Si l'on en croit la célèbre distinction entre modèle américain et modèle européen de justice constitutionnelle(8) , la différence essentielle entre les deux tient au fait que le contrôle de constitutionnalité est concret dans le premier cas, et abstrait dans le second(9) . Mais chercher là une des explications de la distinction entre un juge très « politique » et un autre qui ne le serait pas est une démarche qui heurte, précisément, les analyses tirées de la théorie du droit américaine contemporaine. Car en effet, cette dernière admet très généralement l'idée inverse, selon laquelle le contrôle abstrait de constitutionnalité favorise l'hypothèse dans laquelle le juge est amené à jouer un rôle politique(10) . Autrement dit, on considère volontiers en France la Cour Suprême américaine comme « plus politique » que le Conseil constitutionnel et ce, alors même qu'une des différences essentielles entre les deux « juges » – à savoir le fait que l'un exerce un contrôle concret et l'autre un contrôle abstrait – militerait, en termes théoriques, plutôt en sens inverse.

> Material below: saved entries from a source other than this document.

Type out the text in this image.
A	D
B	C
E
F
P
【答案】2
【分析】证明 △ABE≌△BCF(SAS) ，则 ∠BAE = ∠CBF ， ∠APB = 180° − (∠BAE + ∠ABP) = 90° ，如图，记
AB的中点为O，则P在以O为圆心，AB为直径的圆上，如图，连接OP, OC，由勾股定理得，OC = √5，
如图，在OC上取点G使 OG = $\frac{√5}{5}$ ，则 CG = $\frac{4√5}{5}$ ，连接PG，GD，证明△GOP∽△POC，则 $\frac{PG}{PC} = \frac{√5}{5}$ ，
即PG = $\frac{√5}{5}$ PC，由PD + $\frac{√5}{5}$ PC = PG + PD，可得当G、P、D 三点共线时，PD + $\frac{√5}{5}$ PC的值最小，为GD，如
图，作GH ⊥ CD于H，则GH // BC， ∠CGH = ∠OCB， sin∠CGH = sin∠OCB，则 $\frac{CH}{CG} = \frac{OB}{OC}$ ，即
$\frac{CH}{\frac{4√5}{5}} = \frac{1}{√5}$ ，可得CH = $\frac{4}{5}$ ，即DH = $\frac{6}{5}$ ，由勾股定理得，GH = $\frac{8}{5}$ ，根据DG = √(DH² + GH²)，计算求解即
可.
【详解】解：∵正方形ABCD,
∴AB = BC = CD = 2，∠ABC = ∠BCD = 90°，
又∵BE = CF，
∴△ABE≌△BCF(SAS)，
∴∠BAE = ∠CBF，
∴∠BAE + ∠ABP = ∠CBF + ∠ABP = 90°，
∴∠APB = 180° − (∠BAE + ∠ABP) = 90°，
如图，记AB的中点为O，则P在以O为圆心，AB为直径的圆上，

Plus encore, les cadres d'analyse fournis par la théorie du droit américaine contemporaine mènent assez naturellement à la conclusion selon laquelle le Conseil constitutionnel français serait un acteur éminemment politique. Considérons la manière même dont est aujourd'hui le plus souvent racontée l'histoire du Conseil constitutionnel en France ; elle ressemble, en version ramassée, à ceci : « organe régulateur de l'activité des pouvoirs publics », le Conseil s'est, à compter des années 1970, mué en juridiction(11) , à la faveur notamment de l'affirmation de sa compétence en matière de droits fondamentaux. En d'autres termes, protection des droits et juridictionnalisation sont allés de pair dans l'histoire du contrôle de constitutionnalité à la française. Or précisément, les travaux théoriques auxquels on se réfère ici établissent clairement que la protection – constitutionnelle – des droits est indiscutablement une mission politique et que le seul motif qu'un juge aurait pour compétence de les protéger suffirait à le transformer, en réalité, en acteur politique(12) . Faut-il alors penser que l'oxymore « le Conseil constitutionnel est un acteur politique » serait en fait bien plutôt une tautologie ? C'est une proposition que l'on souhaiterait évaluer à l'aune de quelques-uns des jalons offerts par la perspective des Judicial Politics – perspective dont on retiendra ici deux idées plus particulièrement intéressantes à confronter aux cadres de la pensée constitutionnaliste française. La première, c'est celle selon laquelle une cour [constitutionnelle, par hypothèse ici] « prend des décisions politiques en sortant du champ des critères ‘juridiques' établis et disponibles dans les précédents, les lois, la Constitution »(13). La seconde, c'est que le juge [encore, constitutionnel] n'est pas tant un tiers impartial et extérieur aux conflits qui peuvent opposer les institutions politiques qu'il n'est un acteur lui-même pris en permanence dans le fonctionnement global du régime politique dans lequel il évolue.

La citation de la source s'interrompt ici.